Foot­ball stam­pede tragedy

The Star Early Edition - - OPINION & ANALYSIS -

OUR hearts go out to the fam­i­lies of two soc­cer fans who died and those in­jured dur­ing a stam­pede at the Car­ling Black La­bel Cup clash be­tween Kaizer Chiefs and Or­lando Pi­rates at FNB Sta­dium on Sat­ur­day.

Have we not learnt from the El­lis Park tragedy in 2001, the worst sport­ing dis­as­terin South Africa’s his­tory and listed as one of the world’s worst, when spec­ta­tors for a derby be­tween the same two teams pushed to get into the packed sta­dium in a tragedy that claimed 43 lives?

Re­ports at the time sug­gested that 120 000 fans were ad­mit­ted – dou­ble the sta­dium’s ca­pac­ity.

The sit­u­a­tion was ag­gra­vated by the ex­cite­ment of a goal scored mo­ments af­ter the game had kicked off, which led to fans still out­side surg­ing for­ward in their de­sire to try and see the ac­tion on the pitch.

That match was sus­pended as, in a macabre scene that lives on in our mem­o­ries, bod­ies – in­clud­ing those of fans as young as 13 – were laid out on the pitch.

The fi­nal tally was 29 dead in­side the sta­dium, and 14 out­side.

In Sat­ur­day’s in­ci­dent, the deaths came out­side the packed sta­dium, and with­out those on the pitch or in the stands even be­ing aware of the sit­u­a­tion un­fold­ing at Gate J.

In a state­ment, the or­gan­is­ers con­firmed two fa­tal­i­ties caused by blunt force trauma, one crit­i­cally in­jured and 16 with mi­nor in­juries, fol­low­ing a turn­stile stam­pede.

The or­gan­is­ers, seem­ingly want­ing to avoid fur­ther panic, let the match con­tinue, with Chiefs se­cur­ing vic­tory against their Soweto ri­vals.

But it was a Pyrrhic vic­tory marred by events in which the death toll weighs like a de­feat for the beau­ti­ful game.
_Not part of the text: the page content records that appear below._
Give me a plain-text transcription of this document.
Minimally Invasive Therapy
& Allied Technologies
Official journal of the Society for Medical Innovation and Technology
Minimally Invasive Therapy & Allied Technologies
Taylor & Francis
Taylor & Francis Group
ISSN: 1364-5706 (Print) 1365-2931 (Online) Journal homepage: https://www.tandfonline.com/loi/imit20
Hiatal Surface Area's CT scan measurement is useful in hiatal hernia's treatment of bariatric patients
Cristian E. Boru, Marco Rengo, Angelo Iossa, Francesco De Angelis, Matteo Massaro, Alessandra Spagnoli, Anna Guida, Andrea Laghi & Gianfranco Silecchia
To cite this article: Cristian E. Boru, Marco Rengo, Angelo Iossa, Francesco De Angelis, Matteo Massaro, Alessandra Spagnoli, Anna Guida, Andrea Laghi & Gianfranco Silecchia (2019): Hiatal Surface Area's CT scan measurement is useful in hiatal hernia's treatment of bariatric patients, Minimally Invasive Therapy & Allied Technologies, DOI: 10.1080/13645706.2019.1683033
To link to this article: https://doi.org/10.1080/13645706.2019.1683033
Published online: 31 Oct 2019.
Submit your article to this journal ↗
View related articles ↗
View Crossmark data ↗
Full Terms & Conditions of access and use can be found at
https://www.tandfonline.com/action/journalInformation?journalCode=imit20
Foot­ball is loved the world over, and South Africa is no ex­cep­tion.

Every mea­sure at every game needs to be taken to en­sure ef­fec­tive crowd con­trol and to avoid stam­pedes.

The or­gan­is­ers have some tough ques­tions to an­swer this week, in par­tic­u­lar whether the al­leged selling of “fake” tick­ets at the gate had a part to play in the lat­est tragedy, and if it was right to al­low the game to con­tinue as if noth­ing had hap­pened.